Through a systematic and meticulous analysis, our study stratified patients based on activation levels of hormone-related signaling pathways, enabling the identification of distinct patient subtypes. Intriguingly, those with pronounced activation of pathways pertinent to sex hormone action fared better in terms of prognosis. The identification of pivotal genes associated with ccRCC prognosis in the context of sex hormones further augmented the depth of our analysis. While a myriad of models has been proposed for predicting the prognosis of ccRCC, the incorporation of 192 pivotal genes in a LASSO regression model culminated in SHAG model that offers robust prognostic value. Intriguingly, some of these genes have previously been reported with roles in various cancers, cementing their importance in tumor biology. For instance, MMP9, a member of the matrix metalloproteinase family, has been recognized for its role in tissue remodeling and, in the context of cancer, in promoting metastasis43,44. Furthermore, NOTCH3 signaling has been implicated in RCC progression45. Conversely, genes such as ATP10D, which appeared as protective factor in our model, might serve as potential therapeutic targets to enhance the survival prospects of ccRCC patients.

Such a nuanced approach ensures that the derived risk score encapsulates the multifaceted genetic underpinnings of the disease. An essential aspect of our study was the examination of differences in pathway activation, immune cell infiltration, and genetic alterations between high and low SHAG score patients. High-SHAG score patients exhibited an amplified activation of inflammatory and immune response pathways. Such insights might pave the way for harnessing immunotherapies tailored to specific patient groups. Another pivotal finding was the establishment of the SCGN gene as a protective prognostic factor for ccRCC patients. Some studies have indicated that SCGN might be involved in processes that influence tumor progression. For example, the expression of SCGN correlates with an increased risk of suffering disease relapse after radical prostatectomy46.

Lastly, the prognostic nomogram developed in this study stands as an epitome of integrating various clinical indicators to furnish a holistic picture of patient prognosis. With its impressive predictive capability, this nomogram might soon find its way into clinical settings, aiding clinicians in tailoring therapies and counseling patients.

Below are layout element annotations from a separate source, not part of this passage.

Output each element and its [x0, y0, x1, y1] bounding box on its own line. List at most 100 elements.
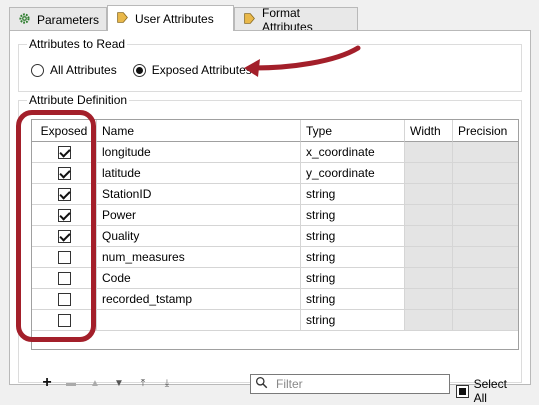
group-title: Attribute Definition — [27, 93, 130, 107]
tab-format-attributes[interactable]: Format Attributes — [234, 6, 358, 34]
width-cell — [405, 163, 453, 184]
name-cell[interactable]: Quality — [97, 226, 301, 247]
exposed-cell[interactable] — [32, 289, 97, 310]
table-row[interactable]: Power string — [32, 205, 518, 226]
name-cell[interactable]: longitude — [97, 142, 301, 163]
exposed-checkbox[interactable] — [57, 271, 71, 285]
add-row-icon[interactable]: + — [39, 374, 55, 391]
exposed-checkbox[interactable] — [57, 250, 71, 264]
exposed-cell[interactable] — [32, 226, 97, 247]
exposed-checkbox[interactable] — [57, 292, 71, 306]
type-cell[interactable]: y_coordinate — [301, 163, 405, 184]
exposed-checkbox[interactable] — [57, 145, 71, 159]
exposed-cell[interactable] — [32, 163, 97, 184]
exposed-cell[interactable] — [32, 205, 97, 226]
attribute-table: Exposed Name Type Width Precision longit… — [31, 119, 519, 350]
type-cell[interactable]: string — [301, 268, 405, 289]
type-cell[interactable]: x_coordinate — [301, 142, 405, 163]
filter-field[interactable] — [250, 374, 450, 394]
select-all-label: Select All — [473, 377, 507, 405]
name-cell[interactable]: StationID — [97, 184, 301, 205]
table-toolbar: + ▬ ▲ ▼ ⤒ ⤓ — [39, 374, 175, 391]
width-cell — [405, 142, 453, 163]
exposed-cell[interactable] — [32, 247, 97, 268]
remove-row-icon[interactable]: ▬ — [63, 375, 79, 391]
table-row[interactable]: Code string — [32, 268, 518, 289]
radio-exposed-attributes[interactable]: Exposed Attributes — [132, 63, 252, 77]
move-up-icon[interactable]: ▲ — [87, 375, 103, 391]
exposed-checkbox[interactable] — [57, 166, 71, 180]
radio-label: Exposed Attributes — [151, 63, 252, 77]
table-row[interactable]: recorded_tstamp string — [32, 289, 518, 310]
name-cell[interactable]: num_measures — [97, 247, 301, 268]
column-header-precision[interactable]: Precision — [453, 120, 518, 142]
name-cell[interactable]: Code — [97, 268, 301, 289]
column-header-width[interactable]: Width — [405, 120, 453, 142]
checkbox[interactable] — [456, 384, 469, 398]
radio-all-attributes[interactable]: All Attributes — [31, 63, 117, 77]
width-cell — [405, 226, 453, 247]
exposed-checkbox[interactable] — [57, 187, 71, 201]
filter-input[interactable] — [274, 376, 434, 392]
name-cell[interactable] — [97, 310, 301, 331]
select-all-checkbox[interactable]: Select All — [456, 377, 521, 405]
name-cell[interactable]: recorded_tstamp — [97, 289, 301, 310]
exposed-checkbox[interactable] — [57, 208, 71, 222]
precision-cell — [453, 247, 518, 268]
attribute-definition-group: Attribute Definition Exposed Name Type W… — [18, 93, 522, 405]
precision-cell — [453, 226, 518, 247]
width-cell — [405, 268, 453, 289]
exposed-cell[interactable] — [32, 268, 97, 289]
table-row[interactable]: StationID string — [32, 184, 518, 205]
radio-label: All Attributes — [50, 63, 117, 77]
type-cell[interactable]: string — [301, 310, 405, 331]
pentagon-arrow-icon — [116, 11, 129, 27]
column-header-exposed[interactable]: Exposed — [32, 120, 97, 142]
radio-button[interactable] — [132, 63, 146, 77]
move-down-icon[interactable]: ▼ — [111, 375, 127, 391]
gear-icon — [18, 12, 31, 28]
move-to-bottom-icon[interactable]: ⤓ — [159, 375, 175, 391]
precision-cell — [453, 268, 518, 289]
name-cell[interactable]: latitude — [97, 163, 301, 184]
tab-parameters[interactable]: Parameters — [9, 7, 107, 31]
column-header-name[interactable]: Name — [97, 120, 301, 142]
search-icon — [255, 376, 268, 392]
table-header: Exposed Name Type Width Precision — [32, 120, 518, 142]
column-header-type[interactable]: Type — [301, 120, 405, 142]
width-cell — [405, 184, 453, 205]
type-cell[interactable]: string — [301, 289, 405, 310]
table-row[interactable]: Quality string — [32, 226, 518, 247]
exposed-checkbox[interactable] — [57, 313, 71, 327]
precision-cell — [453, 184, 518, 205]
exposed-cell[interactable] — [32, 184, 97, 205]
table-row[interactable]: num_measures string — [32, 247, 518, 268]
exposed-checkbox[interactable] — [57, 229, 71, 243]
width-cell — [405, 289, 453, 310]
exposed-cell[interactable] — [32, 142, 97, 163]
precision-cell — [453, 310, 518, 331]
tab-user-attributes[interactable]: User Attributes — [107, 5, 234, 31]
precision-cell — [453, 205, 518, 226]
group-title: Attributes to Read — [27, 37, 128, 51]
table-row[interactable]: string — [32, 310, 518, 331]
width-cell — [405, 247, 453, 268]
type-cell[interactable]: string — [301, 247, 405, 268]
exposed-cell[interactable] — [32, 310, 97, 331]
type-cell[interactable]: string — [301, 184, 405, 205]
name-cell[interactable]: Power — [97, 205, 301, 226]
table-row[interactable]: latitude y_coordinate — [32, 163, 518, 184]
annotation-arrow-icon — [244, 45, 361, 77]
radio-button[interactable] — [31, 63, 44, 77]
tab-label: User Attributes — [135, 11, 214, 26]
type-cell[interactable]: string — [301, 226, 405, 247]
precision-cell — [453, 163, 518, 184]
user-attributes-panel: Attributes to Read All Attributes Expose… — [9, 30, 531, 405]
precision-cell — [453, 142, 518, 163]
move-to-top-icon[interactable]: ⤒ — [135, 375, 151, 391]
width-cell — [405, 205, 453, 226]
type-cell[interactable]: string — [301, 205, 405, 226]
table-row[interactable]: longitude x_coordinate — [32, 142, 518, 163]
precision-cell — [453, 289, 518, 310]
pentagon-arrow-icon — [243, 12, 256, 28]
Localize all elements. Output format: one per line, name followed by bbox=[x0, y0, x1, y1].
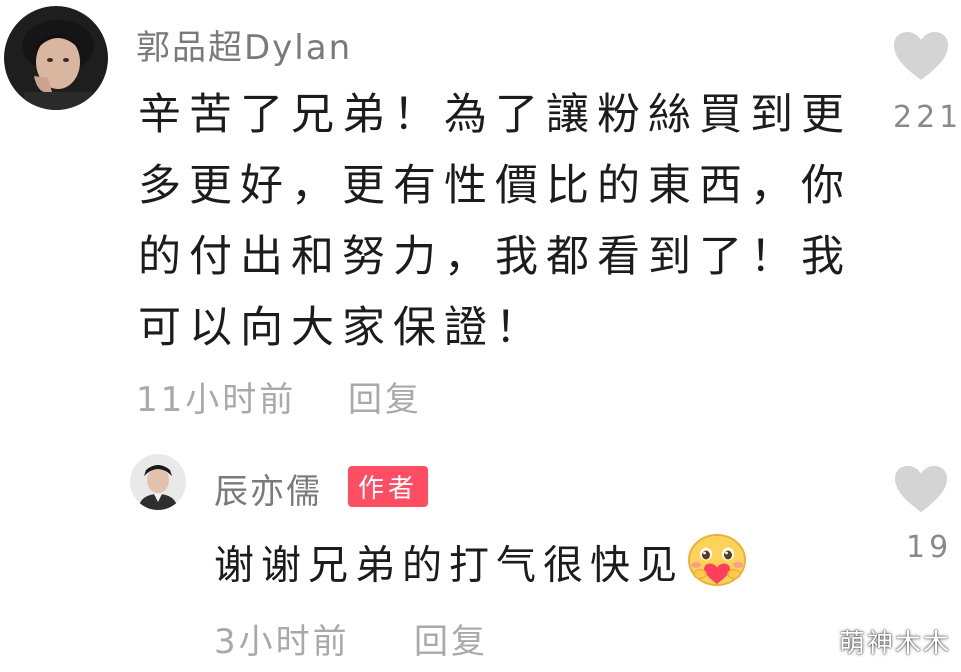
comment-text: 辛苦了兄弟！為了讓粉絲買到更 多更好，更有性價比的東西，你 的付出和努力，我都看… bbox=[138, 80, 852, 364]
comment-text-line: 的付出和努力，我都看到了！我 bbox=[138, 232, 852, 282]
comment-username[interactable]: 郭品超Dylan bbox=[136, 20, 352, 69]
avatar[interactable] bbox=[4, 6, 108, 110]
reply-timestamp: 3小时前 bbox=[214, 622, 350, 662]
heart-icon bbox=[895, 465, 947, 513]
like-button[interactable] bbox=[891, 30, 951, 82]
author-badge: 作者 bbox=[348, 466, 429, 507]
like-button[interactable] bbox=[891, 464, 951, 514]
reply-text-content: 谢谢兄弟的打气很快见 bbox=[214, 542, 684, 589]
comment-thread: 郭品超Dylan 辛苦了兄弟！為了讓粉絲買到更 多更好，更有性價比的東西，你 的… bbox=[0, 0, 961, 672]
comment-text-line: 多更好，更有性價比的東西，你 bbox=[138, 161, 852, 211]
comment-timestamp: 11小时前 bbox=[136, 380, 297, 420]
reply-button[interactable]: 回复 bbox=[414, 614, 488, 663]
reply-text: 谢谢兄弟的打气很快见 bbox=[214, 532, 748, 603]
like-count: 221 bbox=[893, 100, 961, 135]
blushing-heart-emoji-icon bbox=[686, 532, 748, 603]
heart-icon bbox=[894, 32, 948, 80]
reply-button[interactable]: 回复 bbox=[348, 372, 422, 421]
avatar[interactable] bbox=[130, 454, 186, 510]
like-count: 19 bbox=[906, 530, 953, 565]
watermark: 萌神木木 bbox=[838, 629, 951, 659]
comment-text-line: 辛苦了兄弟！為了讓粉絲買到更 bbox=[138, 90, 852, 140]
comment-text-line: 可以向大家保證！ bbox=[138, 303, 546, 353]
reply-username[interactable]: 辰亦儒 bbox=[214, 464, 322, 513]
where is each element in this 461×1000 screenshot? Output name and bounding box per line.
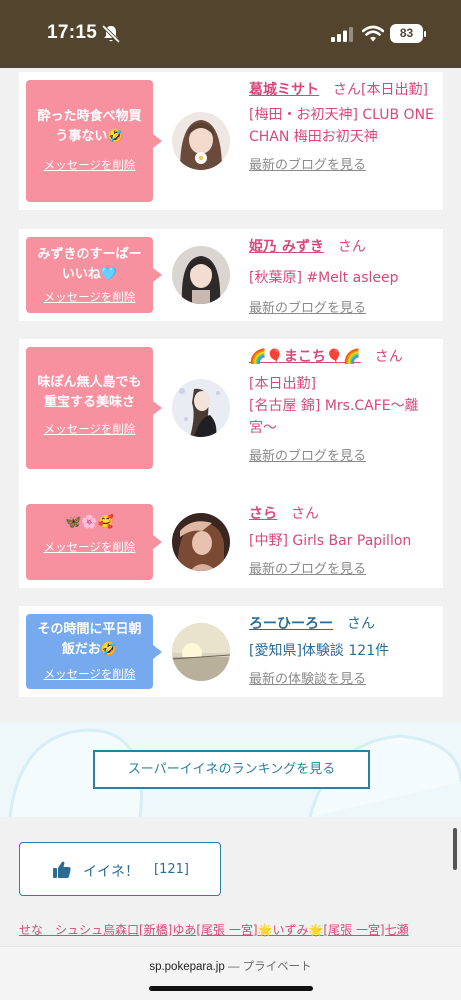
message-bubble: 酔った時食べ物買う事ない🤣 メッセージを削除 — [26, 80, 162, 202]
message-card: 🦋🌸🥰 メッセージを削除 さら さん [中野] Girls Bar Papillo… — [19, 496, 443, 588]
honorific: さん — [347, 616, 375, 632]
location-text: [秋葉原] #Melt asleep — [249, 270, 399, 286]
ranking-section: スーパーイイネのランキングを見る — [0, 722, 461, 817]
like-count: [121] — [154, 862, 189, 877]
message-bubble: 🦋🌸🥰 メッセージを削除 — [26, 504, 162, 580]
battery-icon: 83 — [390, 24, 426, 43]
profile-name-link[interactable]: ろーひーろー — [249, 616, 333, 632]
blog-link[interactable]: 最新のブログを見る — [249, 447, 439, 467]
message-card: みずきのすーぱーいいね🩵 メッセージを削除 姫乃 みずき さん [秋葉原] #Me… — [19, 229, 443, 321]
private-mode-label: プライベート — [242, 961, 312, 973]
status-text: [本日出勤] — [361, 82, 428, 98]
message-text: 🦋🌸🥰 — [65, 515, 114, 530]
profile-info: さら さん [中野] Girls Bar Papillon 最新のブログを見る — [249, 502, 439, 580]
avatar[interactable] — [172, 513, 230, 571]
profile-name-link[interactable]: さら — [249, 506, 277, 522]
honorific: さん — [291, 506, 319, 522]
profile-name-link[interactable]: 葛城ミサト — [249, 82, 319, 98]
wifi-icon — [362, 25, 384, 42]
profile-info: 🌈🎈まこち🎈🌈 さん [本日出勤] [名古屋 錦] Mrs.CAFE〜離宮〜 最新… — [249, 345, 439, 467]
location-text: [梅田・お初天神] CLUB ONE CHAN 梅田お初天神 — [249, 107, 434, 145]
blog-link[interactable]: 最新のブログを見る — [249, 299, 439, 319]
avatar[interactable] — [172, 112, 230, 170]
message-text: みずきのすーぱーいいね🩵 — [37, 247, 142, 282]
status-bar: 17:15 83 — [0, 0, 461, 68]
honorific: さん — [374, 349, 403, 365]
delete-message-link[interactable]: メッセージを削除 — [26, 157, 153, 173]
message-bubble: みずきのすーぱーいいね🩵 メッセージを削除 — [26, 237, 162, 313]
delete-message-link[interactable]: メッセージを削除 — [26, 421, 153, 437]
location-text: [愛知県]体験談 121件 — [249, 643, 390, 659]
message-text: 味ぽん無人島でも重宝する美味さ — [37, 375, 142, 410]
url-separator: — — [227, 961, 240, 973]
blog-link[interactable]: 最新のブログを見る — [249, 560, 439, 580]
profile-info: 姫乃 みずき さん [秋葉原] #Melt asleep 最新のブログを見る — [249, 235, 439, 319]
avatar[interactable] — [172, 623, 230, 681]
profile-name-link[interactable]: 🌈🎈まこち🎈🌈 — [249, 349, 361, 365]
avatar[interactable] — [172, 379, 230, 437]
related-links[interactable]: せな シュシュ烏森口[新橋]ゆあ[尾張 一宮]🌟いずみ🌟[尾張 一宮]七瀬 — [19, 921, 461, 938]
message-bubble: その時間に平日朝飯だお🤣 メッセージを削除 — [26, 614, 162, 689]
like-label: イイネ！ — [83, 864, 139, 880]
bell-muted-icon — [101, 24, 121, 44]
message-text: その時間に平日朝飯だお🤣 — [37, 622, 142, 657]
profile-info: ろーひーろー さん [愛知県]体験談 121件 最新の体験談を見る — [249, 612, 439, 690]
like-button[interactable]: イイネ！ [121] — [19, 842, 221, 896]
status-time: 17:15 — [47, 22, 98, 43]
home-indicator[interactable] — [149, 986, 313, 991]
message-bubble: 味ぽん無人島でも重宝する美味さ メッセージを削除 — [26, 347, 162, 469]
profile-info: 葛城ミサト さん[本日出勤] [梅田・お初天神] CLUB ONE CHAN 梅田… — [249, 78, 439, 176]
message-card: その時間に平日朝飯だお🤣 メッセージを削除 ろーひーろー さん [愛知県]体験談 … — [19, 606, 443, 697]
message-text: 酔った時食べ物買う事ない🤣 — [37, 109, 142, 144]
profile-name-link[interactable]: 姫乃 みずき — [249, 239, 324, 255]
super-like-ranking-button[interactable]: スーパーイイネのランキングを見る — [93, 750, 370, 789]
signal-icon — [331, 27, 353, 42]
status-text: [本日出勤] — [249, 376, 316, 392]
scrollbar[interactable] — [453, 828, 457, 870]
url-domain: sp.pokepara.jp — [149, 961, 225, 973]
delete-message-link[interactable]: メッセージを削除 — [26, 539, 153, 555]
thumbs-up-icon — [53, 861, 71, 878]
delete-message-link[interactable]: メッセージを削除 — [26, 289, 153, 305]
browser-url-bar[interactable]: sp.pokepara.jp — プライベート — [0, 946, 461, 1000]
avatar[interactable] — [172, 246, 230, 304]
message-card: 酔った時食べ物買う事ない🤣 メッセージを削除 葛城ミサト さん[本日出勤] [梅田… — [19, 72, 443, 210]
review-link[interactable]: 最新の体験談を見る — [249, 670, 439, 690]
delete-message-link[interactable]: メッセージを削除 — [26, 666, 153, 682]
blog-link[interactable]: 最新のブログを見る — [249, 156, 439, 176]
location-text: [名古屋 錦] Mrs.CAFE〜離宮〜 — [249, 398, 419, 436]
honorific: さん — [333, 82, 361, 98]
location-text: [中野] Girls Bar Papillon — [249, 533, 412, 549]
honorific: さん — [337, 239, 366, 255]
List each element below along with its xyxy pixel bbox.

Despite the promising findings of this study, several limitations should be acknowledged. First, the number of samples and cohorts included in the analysis is relatively limited, which may impact the generalizability of our conclusions. Although the TCGA-KIRC and GSE22541 cohorts provided valuable insights, larger and more diverse independent datasets are needed for further validation. Second, our model incorporates a relatively large number of genes, which may require an extensive sequencing panel for clinical application, potentially limiting its feasibility in routine clinical practice. Future studies should aim to refine the gene set while maintaining its predictive accuracy. Additionally, while we identified key pathways and prognostic markers, experimental validation in independent cohorts and functional studies are necessary to further confirm their biological significance and clinical utility.

Conclusion

In summary, our study elucidates the protective role of sex hormone signaling pathways in ccRCC prognosis. The identification of pivotal genes and the subsequent development of SHAG score formula offer a novel stratification tool, which, when combined with traditional clinical markers in our nomogram, presents a robust prognostic predictor. Our findings pave the way for further investigations into the therapeutic targeting of these pathways and genes, potentially altering the therapeutic landscape of ccRCC.